Active duty military members are provided protections under what is known as the Servicemembers Civil Relief Act (SCRA). Enacted in 2003, it provides coverage as soon as active duty goes into effect, up until 30 to 90 days after discharge.

SCRA was enacted to provide U.S. military servicemembers the relief of not having to worry about financial or judicial matters while protecting our country. In addition to the active member, protections are also allowed for spouses and children, as well as any individual party who relies on the service member for a minimum 50 percent support, and has done so for at least 6 months prior to utilizing the Act.

Some of these protections include reduced or eliminated interest rates and fees on credit cards or loans, cellular phone service, placing a stay on the termination of any type of lease or contract, stopping eviction, and deferring tax payments.

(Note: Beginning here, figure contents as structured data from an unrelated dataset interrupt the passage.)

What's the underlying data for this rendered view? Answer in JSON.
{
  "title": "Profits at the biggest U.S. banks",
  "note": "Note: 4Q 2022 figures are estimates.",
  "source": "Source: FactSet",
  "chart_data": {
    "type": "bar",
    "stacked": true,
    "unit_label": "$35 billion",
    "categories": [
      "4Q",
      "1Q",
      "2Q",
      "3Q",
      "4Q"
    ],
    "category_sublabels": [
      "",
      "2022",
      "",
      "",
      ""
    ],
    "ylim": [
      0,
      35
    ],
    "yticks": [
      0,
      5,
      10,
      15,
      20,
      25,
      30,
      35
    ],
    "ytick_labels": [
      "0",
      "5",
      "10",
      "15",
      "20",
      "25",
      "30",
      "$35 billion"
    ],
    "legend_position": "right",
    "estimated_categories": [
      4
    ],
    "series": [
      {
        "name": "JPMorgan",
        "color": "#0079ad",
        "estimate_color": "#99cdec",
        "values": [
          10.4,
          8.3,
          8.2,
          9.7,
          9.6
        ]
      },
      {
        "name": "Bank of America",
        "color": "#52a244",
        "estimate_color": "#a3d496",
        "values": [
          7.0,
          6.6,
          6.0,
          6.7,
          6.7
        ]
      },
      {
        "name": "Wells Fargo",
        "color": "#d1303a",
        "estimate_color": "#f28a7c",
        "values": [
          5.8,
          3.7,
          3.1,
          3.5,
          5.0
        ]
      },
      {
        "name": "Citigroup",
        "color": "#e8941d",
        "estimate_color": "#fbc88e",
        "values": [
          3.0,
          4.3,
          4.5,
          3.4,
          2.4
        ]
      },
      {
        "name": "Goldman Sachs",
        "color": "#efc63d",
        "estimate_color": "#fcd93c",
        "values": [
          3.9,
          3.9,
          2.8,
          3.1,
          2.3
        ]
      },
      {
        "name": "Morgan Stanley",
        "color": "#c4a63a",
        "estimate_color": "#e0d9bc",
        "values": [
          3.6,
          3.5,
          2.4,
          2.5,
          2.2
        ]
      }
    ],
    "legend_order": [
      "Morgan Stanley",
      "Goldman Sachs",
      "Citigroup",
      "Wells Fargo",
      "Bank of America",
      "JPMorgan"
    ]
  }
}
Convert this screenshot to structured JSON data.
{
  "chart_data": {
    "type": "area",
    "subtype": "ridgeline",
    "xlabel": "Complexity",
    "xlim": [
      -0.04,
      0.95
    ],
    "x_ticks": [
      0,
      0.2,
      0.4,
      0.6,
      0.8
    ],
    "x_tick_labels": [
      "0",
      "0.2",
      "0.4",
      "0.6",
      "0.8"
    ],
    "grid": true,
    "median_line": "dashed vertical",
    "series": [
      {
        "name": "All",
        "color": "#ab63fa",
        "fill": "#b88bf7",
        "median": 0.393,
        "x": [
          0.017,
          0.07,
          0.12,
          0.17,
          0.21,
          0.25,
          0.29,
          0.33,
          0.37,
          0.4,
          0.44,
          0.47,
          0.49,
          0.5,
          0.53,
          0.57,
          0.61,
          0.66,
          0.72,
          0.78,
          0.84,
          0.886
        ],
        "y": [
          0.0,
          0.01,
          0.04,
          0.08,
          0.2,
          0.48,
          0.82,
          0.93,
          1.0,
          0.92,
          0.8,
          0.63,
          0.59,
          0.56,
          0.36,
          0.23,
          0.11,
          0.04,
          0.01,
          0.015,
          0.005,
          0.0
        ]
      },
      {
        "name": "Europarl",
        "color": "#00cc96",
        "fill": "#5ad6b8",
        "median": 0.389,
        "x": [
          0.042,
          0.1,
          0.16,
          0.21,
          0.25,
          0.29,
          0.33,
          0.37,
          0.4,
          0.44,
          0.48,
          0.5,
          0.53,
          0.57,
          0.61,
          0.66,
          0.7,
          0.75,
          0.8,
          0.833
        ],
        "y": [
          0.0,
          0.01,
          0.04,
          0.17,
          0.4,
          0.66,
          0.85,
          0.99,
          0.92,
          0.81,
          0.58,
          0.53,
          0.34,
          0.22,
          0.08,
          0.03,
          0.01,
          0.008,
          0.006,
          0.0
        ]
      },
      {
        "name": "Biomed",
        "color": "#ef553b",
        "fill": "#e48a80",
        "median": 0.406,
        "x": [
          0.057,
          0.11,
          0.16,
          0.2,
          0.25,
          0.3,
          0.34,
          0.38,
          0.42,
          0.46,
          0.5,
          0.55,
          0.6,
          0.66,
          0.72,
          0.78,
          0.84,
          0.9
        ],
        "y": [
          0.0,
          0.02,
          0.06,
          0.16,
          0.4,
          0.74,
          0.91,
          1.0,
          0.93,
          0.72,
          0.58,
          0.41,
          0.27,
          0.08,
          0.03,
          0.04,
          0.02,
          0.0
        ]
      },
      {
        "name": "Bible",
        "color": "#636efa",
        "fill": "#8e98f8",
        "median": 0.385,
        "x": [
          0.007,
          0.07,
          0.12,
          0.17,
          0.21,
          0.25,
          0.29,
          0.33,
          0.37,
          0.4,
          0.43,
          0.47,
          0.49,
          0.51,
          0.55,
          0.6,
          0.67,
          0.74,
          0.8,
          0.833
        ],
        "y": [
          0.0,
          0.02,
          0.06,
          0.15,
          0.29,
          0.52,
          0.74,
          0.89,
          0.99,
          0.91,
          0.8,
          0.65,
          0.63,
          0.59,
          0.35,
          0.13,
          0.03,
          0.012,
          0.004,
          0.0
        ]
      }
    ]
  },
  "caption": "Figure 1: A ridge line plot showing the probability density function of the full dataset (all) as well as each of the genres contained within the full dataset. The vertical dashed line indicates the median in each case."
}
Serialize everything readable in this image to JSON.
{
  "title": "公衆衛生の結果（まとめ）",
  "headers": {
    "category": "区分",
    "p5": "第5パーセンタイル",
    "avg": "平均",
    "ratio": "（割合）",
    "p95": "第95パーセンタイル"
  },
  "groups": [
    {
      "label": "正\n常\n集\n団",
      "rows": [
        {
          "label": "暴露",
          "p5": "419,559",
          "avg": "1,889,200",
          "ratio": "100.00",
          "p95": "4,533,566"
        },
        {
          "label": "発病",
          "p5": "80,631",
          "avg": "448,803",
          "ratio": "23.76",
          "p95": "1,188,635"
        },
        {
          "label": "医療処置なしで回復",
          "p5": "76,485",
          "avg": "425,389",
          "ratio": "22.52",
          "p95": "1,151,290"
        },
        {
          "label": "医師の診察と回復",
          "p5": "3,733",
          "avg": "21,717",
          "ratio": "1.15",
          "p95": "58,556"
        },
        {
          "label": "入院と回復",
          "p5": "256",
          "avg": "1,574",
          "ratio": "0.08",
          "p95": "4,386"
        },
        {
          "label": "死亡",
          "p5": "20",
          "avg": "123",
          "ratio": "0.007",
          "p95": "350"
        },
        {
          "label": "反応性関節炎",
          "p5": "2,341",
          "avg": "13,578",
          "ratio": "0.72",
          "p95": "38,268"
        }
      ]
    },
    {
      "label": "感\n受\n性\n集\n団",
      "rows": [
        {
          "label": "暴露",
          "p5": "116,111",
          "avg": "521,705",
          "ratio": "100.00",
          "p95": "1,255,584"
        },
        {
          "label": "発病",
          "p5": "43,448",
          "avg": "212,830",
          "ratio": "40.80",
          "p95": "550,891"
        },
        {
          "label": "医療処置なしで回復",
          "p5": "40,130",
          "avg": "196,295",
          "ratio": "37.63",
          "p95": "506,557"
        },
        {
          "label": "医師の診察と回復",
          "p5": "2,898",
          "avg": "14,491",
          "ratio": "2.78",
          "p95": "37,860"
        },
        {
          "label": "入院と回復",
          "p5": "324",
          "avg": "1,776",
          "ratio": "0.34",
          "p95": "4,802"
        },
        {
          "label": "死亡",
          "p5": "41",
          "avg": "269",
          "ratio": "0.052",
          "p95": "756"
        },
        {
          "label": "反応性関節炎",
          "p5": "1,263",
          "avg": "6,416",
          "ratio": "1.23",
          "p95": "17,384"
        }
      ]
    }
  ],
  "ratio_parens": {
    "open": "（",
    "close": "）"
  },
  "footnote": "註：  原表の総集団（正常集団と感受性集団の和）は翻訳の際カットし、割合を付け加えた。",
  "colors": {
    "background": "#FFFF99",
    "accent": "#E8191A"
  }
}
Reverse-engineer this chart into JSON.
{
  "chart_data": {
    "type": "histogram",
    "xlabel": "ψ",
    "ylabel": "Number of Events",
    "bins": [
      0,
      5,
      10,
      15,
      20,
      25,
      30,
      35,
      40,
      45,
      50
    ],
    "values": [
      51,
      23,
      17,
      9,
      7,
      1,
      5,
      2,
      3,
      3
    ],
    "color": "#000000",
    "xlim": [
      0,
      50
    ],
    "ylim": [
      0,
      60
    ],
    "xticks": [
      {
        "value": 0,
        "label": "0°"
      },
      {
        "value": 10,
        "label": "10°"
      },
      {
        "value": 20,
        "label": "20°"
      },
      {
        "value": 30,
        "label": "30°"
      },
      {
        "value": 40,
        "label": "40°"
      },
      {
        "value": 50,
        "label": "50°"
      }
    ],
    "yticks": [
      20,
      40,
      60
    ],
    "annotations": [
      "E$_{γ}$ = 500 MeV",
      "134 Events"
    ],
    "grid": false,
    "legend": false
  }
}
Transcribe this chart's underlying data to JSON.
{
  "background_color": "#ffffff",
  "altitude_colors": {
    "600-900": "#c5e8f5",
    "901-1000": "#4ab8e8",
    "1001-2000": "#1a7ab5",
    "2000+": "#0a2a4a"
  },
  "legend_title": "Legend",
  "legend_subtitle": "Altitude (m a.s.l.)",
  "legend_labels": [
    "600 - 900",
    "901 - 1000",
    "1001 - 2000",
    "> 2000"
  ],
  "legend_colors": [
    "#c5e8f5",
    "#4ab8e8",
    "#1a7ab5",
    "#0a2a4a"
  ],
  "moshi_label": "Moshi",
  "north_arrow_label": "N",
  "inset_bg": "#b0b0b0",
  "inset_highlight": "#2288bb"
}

One of the most important protections is the ability of the servicemember to place a stay on judicial proceedings such as divorce, child custody disputes, civil proceedings and default judgments. This allows the military member to return from active duty, retain adequate legal counsel, and properly defend himself or herself in court. In doing so, it allows the servicemember to stay completely focused on protecting our country without constant worry of what he or she may return home to face.

The SCRA does have a few eligibility requirements. A military attorney can assist in making sure you meet those requirements and completing all necessary paperwork to invoke your protections.